The French president confirmed his government's commitment to provide €1 billion ($1.16 billion) in development aid, which would include the building of a school of excellence. "The commitments will be fulfilled, not more and not less," he confirmed on Twitter:
Macron had stirred controversy the day before when he said in his initial statement that he had not come "to make promises."
"I am not Father Christmas because the people of Guiana are not children," Macron said on Thursday.
"The state has made too many promises which have not been kept," he added. "So I'm here to tell things as I see them, make commitments that I can keep during my term in office and help provide the authority which is essential on this territory."
Macron and French Development Minister Jean-Michel Blanquer visited Maripasoula near the border with Surinam
Unemployment spurs protests
Six months ago there were widespread protests over security problems and unemployment, which has reached 23 percent in Guiana. There are complaints that Guiana has been overlooked by the government in Paris as it faces large-scale illegal immigration and has poor infrastructure compared with the French mainland.
On Thursday, local activist groups held rallies and then gathered at the prefecture calling for a meeting with Macron that evening, rather than on Friday morning as had been offered to them. Over several hours there were clashes between protesters and police, leading to several arrests.
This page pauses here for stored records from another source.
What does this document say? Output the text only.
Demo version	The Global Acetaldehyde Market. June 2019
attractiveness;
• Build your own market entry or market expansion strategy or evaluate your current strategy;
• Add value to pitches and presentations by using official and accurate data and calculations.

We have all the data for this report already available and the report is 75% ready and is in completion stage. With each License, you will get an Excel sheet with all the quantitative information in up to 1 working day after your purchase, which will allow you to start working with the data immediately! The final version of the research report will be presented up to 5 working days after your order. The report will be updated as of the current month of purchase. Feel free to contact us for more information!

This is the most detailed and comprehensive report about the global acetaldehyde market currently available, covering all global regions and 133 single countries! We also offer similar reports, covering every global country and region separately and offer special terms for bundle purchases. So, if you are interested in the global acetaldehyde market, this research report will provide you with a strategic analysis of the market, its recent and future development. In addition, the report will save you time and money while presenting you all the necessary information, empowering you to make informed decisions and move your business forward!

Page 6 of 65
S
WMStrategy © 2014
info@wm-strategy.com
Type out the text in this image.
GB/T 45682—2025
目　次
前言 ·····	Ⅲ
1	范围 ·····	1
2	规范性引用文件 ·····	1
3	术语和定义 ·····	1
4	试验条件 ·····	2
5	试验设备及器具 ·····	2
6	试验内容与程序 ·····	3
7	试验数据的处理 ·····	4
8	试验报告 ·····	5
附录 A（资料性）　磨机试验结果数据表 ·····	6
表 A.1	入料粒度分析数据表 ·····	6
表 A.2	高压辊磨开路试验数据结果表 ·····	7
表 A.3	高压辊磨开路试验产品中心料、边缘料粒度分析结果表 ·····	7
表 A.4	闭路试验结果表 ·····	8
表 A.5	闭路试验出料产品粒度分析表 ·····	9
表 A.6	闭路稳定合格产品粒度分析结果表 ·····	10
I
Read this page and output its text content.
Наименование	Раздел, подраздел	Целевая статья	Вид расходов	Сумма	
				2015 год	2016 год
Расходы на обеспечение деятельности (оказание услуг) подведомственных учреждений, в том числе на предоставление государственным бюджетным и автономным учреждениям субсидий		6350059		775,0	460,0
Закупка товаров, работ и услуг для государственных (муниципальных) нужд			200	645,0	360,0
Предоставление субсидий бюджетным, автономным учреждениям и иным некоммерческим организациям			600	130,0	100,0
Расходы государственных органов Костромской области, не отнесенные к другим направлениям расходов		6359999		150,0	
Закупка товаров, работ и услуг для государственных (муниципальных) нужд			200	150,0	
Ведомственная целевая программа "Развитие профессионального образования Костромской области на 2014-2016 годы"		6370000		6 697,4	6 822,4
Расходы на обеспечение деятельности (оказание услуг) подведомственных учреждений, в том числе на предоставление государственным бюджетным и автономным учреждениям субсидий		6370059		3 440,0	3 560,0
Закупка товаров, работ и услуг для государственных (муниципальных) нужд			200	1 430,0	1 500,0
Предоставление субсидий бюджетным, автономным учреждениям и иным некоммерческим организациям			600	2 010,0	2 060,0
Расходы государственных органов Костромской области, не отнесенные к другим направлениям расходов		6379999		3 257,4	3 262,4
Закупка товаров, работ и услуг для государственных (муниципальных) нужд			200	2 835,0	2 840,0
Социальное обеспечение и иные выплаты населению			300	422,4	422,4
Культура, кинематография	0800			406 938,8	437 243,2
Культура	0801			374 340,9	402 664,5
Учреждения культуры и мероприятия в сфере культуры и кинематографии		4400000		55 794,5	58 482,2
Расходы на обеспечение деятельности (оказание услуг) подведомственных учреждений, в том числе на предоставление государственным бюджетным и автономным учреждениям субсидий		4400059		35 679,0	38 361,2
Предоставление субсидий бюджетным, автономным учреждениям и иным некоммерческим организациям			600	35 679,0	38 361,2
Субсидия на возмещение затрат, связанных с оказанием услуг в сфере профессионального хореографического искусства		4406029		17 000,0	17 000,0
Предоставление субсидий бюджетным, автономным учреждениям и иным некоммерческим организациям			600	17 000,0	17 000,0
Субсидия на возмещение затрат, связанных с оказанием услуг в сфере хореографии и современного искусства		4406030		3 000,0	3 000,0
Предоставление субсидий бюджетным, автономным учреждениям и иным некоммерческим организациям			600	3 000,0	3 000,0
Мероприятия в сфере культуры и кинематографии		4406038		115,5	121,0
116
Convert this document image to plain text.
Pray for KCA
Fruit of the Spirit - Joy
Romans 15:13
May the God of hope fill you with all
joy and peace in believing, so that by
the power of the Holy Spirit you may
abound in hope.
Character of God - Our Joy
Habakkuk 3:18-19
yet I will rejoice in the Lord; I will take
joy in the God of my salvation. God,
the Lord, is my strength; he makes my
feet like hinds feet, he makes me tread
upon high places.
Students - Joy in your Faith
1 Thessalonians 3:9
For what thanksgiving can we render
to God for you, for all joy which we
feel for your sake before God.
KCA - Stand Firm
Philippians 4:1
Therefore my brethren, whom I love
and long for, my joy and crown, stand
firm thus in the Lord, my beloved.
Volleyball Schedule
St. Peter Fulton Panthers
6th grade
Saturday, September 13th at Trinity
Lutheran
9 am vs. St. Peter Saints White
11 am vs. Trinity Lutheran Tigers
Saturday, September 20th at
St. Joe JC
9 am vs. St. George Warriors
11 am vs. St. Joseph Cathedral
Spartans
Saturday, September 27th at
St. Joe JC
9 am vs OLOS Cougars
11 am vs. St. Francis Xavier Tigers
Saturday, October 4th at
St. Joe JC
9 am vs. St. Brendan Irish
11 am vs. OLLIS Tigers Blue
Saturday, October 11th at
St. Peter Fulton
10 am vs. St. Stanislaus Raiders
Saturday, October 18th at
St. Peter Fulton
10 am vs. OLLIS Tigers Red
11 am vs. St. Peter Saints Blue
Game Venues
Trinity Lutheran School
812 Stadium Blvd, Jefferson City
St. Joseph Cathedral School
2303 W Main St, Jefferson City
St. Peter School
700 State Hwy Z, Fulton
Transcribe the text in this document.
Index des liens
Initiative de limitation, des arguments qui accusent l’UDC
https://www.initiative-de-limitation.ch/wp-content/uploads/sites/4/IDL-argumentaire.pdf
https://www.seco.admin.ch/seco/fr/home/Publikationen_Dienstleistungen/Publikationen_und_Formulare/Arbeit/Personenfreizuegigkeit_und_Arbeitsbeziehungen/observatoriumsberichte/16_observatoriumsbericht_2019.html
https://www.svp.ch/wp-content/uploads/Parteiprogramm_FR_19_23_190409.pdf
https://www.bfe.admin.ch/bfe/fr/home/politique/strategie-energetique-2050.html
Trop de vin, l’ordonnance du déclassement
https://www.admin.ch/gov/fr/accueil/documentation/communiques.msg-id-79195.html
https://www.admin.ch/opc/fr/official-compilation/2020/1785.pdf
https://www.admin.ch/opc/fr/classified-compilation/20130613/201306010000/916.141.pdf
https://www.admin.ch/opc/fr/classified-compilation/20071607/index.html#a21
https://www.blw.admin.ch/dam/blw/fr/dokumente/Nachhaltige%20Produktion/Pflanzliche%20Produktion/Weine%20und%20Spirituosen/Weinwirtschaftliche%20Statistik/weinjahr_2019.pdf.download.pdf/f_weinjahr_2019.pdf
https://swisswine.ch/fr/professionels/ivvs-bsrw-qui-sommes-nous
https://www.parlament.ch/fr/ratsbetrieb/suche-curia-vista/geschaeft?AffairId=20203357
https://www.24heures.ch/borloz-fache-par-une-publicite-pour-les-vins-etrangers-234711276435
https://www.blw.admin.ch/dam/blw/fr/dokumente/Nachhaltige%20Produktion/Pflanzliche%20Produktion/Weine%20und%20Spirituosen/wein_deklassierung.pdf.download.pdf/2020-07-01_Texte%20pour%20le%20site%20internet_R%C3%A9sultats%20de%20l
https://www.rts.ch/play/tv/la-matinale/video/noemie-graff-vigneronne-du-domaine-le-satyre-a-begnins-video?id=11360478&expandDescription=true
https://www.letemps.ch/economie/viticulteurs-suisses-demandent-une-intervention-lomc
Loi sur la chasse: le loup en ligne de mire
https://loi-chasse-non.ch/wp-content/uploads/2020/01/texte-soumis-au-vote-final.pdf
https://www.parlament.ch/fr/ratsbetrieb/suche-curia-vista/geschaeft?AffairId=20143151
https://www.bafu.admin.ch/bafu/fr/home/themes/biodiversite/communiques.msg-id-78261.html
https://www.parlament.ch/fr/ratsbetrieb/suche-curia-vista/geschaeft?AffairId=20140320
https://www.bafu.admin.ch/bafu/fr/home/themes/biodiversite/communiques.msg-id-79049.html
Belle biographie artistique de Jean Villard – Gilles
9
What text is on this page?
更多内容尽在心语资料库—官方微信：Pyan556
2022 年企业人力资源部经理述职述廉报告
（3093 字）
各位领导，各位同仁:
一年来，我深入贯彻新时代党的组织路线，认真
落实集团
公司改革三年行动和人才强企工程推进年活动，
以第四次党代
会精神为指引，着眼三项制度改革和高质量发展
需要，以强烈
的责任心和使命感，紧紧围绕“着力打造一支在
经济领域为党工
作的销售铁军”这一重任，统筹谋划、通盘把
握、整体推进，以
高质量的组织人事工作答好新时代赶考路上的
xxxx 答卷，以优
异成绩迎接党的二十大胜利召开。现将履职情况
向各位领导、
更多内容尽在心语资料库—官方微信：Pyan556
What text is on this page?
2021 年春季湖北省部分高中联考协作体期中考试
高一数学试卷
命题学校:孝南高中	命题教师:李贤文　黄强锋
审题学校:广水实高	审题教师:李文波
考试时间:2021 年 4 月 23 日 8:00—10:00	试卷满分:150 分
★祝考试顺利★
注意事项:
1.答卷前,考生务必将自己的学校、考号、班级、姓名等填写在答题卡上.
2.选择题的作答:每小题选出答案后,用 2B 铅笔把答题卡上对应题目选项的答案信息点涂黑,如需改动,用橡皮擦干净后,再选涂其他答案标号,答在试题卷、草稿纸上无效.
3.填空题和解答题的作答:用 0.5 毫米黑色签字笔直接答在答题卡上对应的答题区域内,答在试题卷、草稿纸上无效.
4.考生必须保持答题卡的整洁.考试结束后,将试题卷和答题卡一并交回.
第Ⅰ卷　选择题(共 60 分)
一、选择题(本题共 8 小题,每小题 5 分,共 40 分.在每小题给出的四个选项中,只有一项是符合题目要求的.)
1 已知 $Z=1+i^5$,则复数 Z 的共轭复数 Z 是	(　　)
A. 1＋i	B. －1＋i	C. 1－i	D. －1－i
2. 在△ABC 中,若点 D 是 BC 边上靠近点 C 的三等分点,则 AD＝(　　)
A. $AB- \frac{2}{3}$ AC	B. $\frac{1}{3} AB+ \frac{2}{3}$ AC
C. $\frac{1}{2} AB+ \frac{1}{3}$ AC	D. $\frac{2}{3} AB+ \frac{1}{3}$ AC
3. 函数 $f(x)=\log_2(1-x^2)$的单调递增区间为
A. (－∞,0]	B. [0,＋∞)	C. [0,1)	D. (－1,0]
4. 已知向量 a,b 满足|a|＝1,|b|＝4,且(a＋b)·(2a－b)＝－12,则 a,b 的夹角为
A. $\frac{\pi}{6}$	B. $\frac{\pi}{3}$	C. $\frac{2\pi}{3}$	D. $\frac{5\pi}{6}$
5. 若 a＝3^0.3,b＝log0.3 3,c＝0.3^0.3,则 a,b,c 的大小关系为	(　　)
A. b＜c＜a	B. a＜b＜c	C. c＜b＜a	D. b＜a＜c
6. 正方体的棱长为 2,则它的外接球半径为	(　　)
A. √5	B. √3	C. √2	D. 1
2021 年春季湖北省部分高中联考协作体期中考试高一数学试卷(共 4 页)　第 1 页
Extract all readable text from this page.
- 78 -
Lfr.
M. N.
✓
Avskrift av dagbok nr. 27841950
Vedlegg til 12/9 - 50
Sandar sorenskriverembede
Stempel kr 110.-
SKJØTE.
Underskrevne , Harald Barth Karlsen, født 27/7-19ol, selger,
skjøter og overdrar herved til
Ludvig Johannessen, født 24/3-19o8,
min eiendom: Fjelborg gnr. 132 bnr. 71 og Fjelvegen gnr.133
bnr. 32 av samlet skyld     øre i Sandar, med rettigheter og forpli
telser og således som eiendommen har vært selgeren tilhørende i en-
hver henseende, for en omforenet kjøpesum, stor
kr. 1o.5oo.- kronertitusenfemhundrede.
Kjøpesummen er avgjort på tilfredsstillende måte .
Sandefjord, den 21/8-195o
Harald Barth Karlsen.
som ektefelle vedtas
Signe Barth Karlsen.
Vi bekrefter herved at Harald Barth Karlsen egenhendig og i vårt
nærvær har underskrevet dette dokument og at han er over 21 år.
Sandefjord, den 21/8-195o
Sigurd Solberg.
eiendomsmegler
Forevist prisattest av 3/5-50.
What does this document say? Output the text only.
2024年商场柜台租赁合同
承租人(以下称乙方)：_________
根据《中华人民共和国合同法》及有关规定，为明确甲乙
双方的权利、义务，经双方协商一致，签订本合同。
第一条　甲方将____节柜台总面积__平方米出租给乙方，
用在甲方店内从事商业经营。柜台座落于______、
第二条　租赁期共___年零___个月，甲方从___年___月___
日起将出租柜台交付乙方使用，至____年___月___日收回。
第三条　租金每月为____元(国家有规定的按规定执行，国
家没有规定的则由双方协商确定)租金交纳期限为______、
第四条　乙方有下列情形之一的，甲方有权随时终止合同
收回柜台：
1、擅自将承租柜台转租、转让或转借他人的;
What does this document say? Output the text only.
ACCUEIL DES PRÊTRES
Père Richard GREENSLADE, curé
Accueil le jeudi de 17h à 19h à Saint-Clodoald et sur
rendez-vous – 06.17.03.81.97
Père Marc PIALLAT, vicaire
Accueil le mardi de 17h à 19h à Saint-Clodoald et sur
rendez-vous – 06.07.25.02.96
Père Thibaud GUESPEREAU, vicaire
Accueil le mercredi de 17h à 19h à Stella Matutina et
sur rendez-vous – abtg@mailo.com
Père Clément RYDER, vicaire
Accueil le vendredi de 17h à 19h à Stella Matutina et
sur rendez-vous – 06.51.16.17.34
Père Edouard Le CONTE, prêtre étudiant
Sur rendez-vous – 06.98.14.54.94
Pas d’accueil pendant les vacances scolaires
Kourou Space Center with Juncker
During demonstrations in March and April, protesters briefly occupied the Kourou Space Center (CNES), which is where European rockets are launched.
The government of then-President Francois Hollande had promised the €1 billion aid package and a further €2.1 billion in investments to Guiana over an unspecified period of time.
Macron scheduled a visit to the space center on Friday together with the head of the European Commission, Jean-Claude Juncker. An aim of the Lisbon treaty is to expand development and activities on the EU's periphery, which "allows a solid base for a new partnership," Juncker declared earlier this year at a Forum of Outermost Regions. The funds come from the EU's Rural Development Fund and the EU's Social Fund.
The space center is an emblem of the inequalities in the forested, humid territory of 83,000 square kilometers (32,046 square miles). While some communities have neither running water nor electricity, the space center is a high-tech facility for Arianespace's commercial launches with the heavy-lift Ariane 5, medium-size Soyuz and lightweight Vega spacecraft.
Macron's three-day visit concludes on Saturday.